Quite obvious you bought 14 rubbish properties then! Why didnt you just buy 6 "blue chip" properties in Kew or 4 in Toorak??? Your own words, "blue chip". Lol. Oh well, its done now. Pappy is buying premium realestate, leave me be.
not all they were good properties in established areas.Point being forget it you don't understand property,your 3 decades to late.
well i tell you the way your doing it is all up the creek. why its called stamp duty,land tax,rates,maintance,capital gain tax,annual tax,agent fees. where if its one property only rates,maintance.and you get to live in it. in the future the taxes will far out do the capital gain. example friends family had a 12 million dollar high rise in East Melb,sold it several years ago. why? land tax ect was more then the rental returns. why because it never had full occupancy. and this was a property pre captial gain tax laws. most people whom buy property as investment know Jack. ie they buy crap old property with little or no depriciation.

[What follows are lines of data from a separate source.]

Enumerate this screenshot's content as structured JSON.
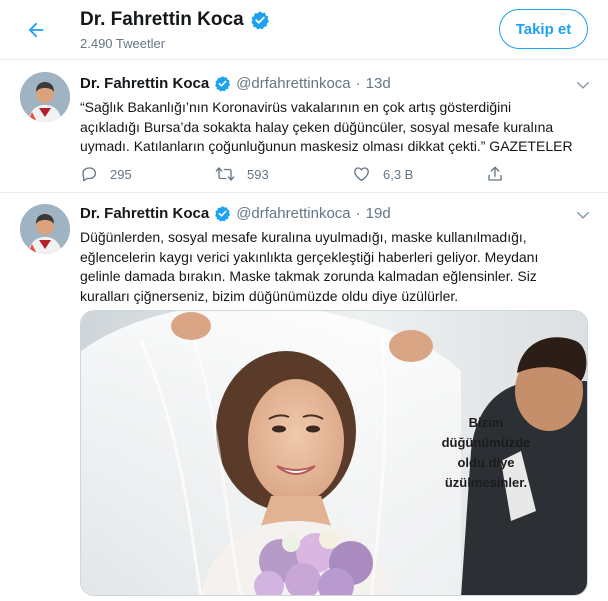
{
  "header": {
    "back_icon": "arrow-left-icon",
    "name": "Dr. Fahrettin Koca",
    "tweet_count": "2.490 Tweetler",
    "follow_label": "Takip et",
    "accent": "#1da1f2"
  },
  "tweets": [
    {
      "name": "Dr. Fahrettin Koca",
      "handle": "@drfahrettinkoca",
      "separator": "·",
      "time": "13d",
      "text_lines": [
        "“Sağlık Bakanlığı’nın Koronavirüs vakalarının en çok artış gösterdiğini",
        "açıkladığı Bursa’da sokakta halay çeken düğüncüler, sosyal mesafe kuralına",
        "uymadı. Katılanların çoğunluğunun maskesiz olması dikkat çekti.” GAZETELER"
      ],
      "reply_count": "295",
      "retweet_count": "593",
      "like_count": "6,3 B"
    },
    {
      "name": "Dr. Fahrettin Koca",
      "handle": "@drfahrettinkoca",
      "separator": "·",
      "time": "19d",
      "text_lines": [
        "Düğünlerden, sosyal mesafe kuralına uyulmadığı, maske kullanılmadığı,",
        "eğlencelerin kaygı verici yakınlıkta gerçekleştiği haberleri geliyor. Meydanı",
        "gelinle damada bırakın. Maske takmak zorunda kalmadan eğlensinler. Siz",
        "kuralları çiğnerseniz, bizim düğünümüzde oldu diye üzülürler."
      ],
      "media_caption": [
        "Bizim",
        "düğünümüzde",
        "oldu diye",
        "üzülmesinler."
      ]
    }
  ],
  "icons": {
    "verified": "verified-badge-icon",
    "caret": "chevron-down-icon",
    "reply": "reply-icon",
    "retweet": "retweet-icon",
    "like": "heart-icon",
    "share": "share-icon"
  }
}
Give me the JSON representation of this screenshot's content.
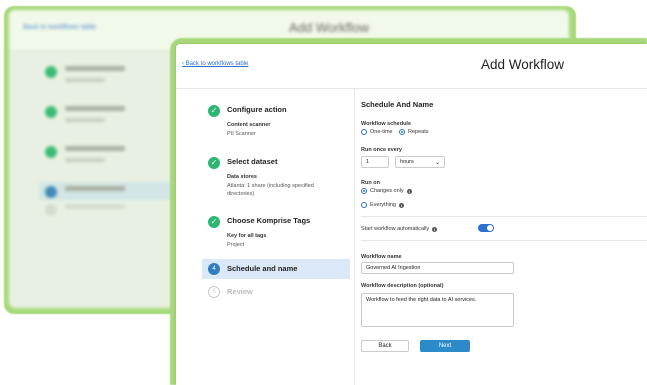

I dont know what annual tax you are talking about. Stamp duty and land tax? SD when you buy, wtf is land tax? CGT when you sell, meh. Ways around that. The last 2 I bought were brand new. The first one was 6 yrs old at the time. The next one I am going "against the rules", buying a 40yr old POS in BB Waters. But............I think its the right time to buy there. So I will miss out depreciation this one, but will do well in capital growth over the next 20 yrs because houses are relatively cheap there and only on the decline. The next ones I buy again, 99.99% sure they will be new ones again. As per normal, I bet there is an over-supply of apartments in Melb. Which is why no one wanted to pay $3K+ a week for your friends $12M apartment. Who can afford that anyway??? I KNOW they werent trying to rent for $1000 a week. I bet if they were realistic with their asking rent, size=6]it would have rented year round which would have been enough to cover rates, body corp, fee's, maintenance etc..etc. and they could have cashed in on the capital growth over time. Which is slow..........because there is an over-supply of apartments in Melb AND Australia in general anyway. My Dad rents his 6 bedroom/2 bath house out for $330 pw in Brisbane, Upper Mount Gravatt. 100m across the road from major shopping centre/bizz hub. COULD charge more and the RE agents keep asking him to lift the rent, but he doesnt. Only lifted it last year by $10 pw, first time in years. He IS realistic with the rental return, owns the property outright and the property had the same tennant in it for the first 9 yrs of ownership and the new tennant has been in there ever since. Going on 4 yrs now for them. Also, both tennants have cleaned up the house a lot over the last 13 yrs and its better/cleaner condition then when my Dad bought it. Property value has doubled and more in the last 13 yrs. Property, its a mugs game if you dont know what you're doing.
for a start my friends property was an 8 storey building. a fool would think it will continue to go through the roof in value gain. land tax,don't know what that is. ways around capital gain tax,not if you own a lot of property and like sleeping at night. as i said better of with one quality property if your after capital gain,example my home over the last 15 years has muliplied by 5 over the purchase value,including stamp duty,but including improvements.Plus i've lived and enjoyed it.with no tax when i sell and down grade. what has killed property investment is all the taxes,do the sums. you would be far better of buying a quality business or franchise.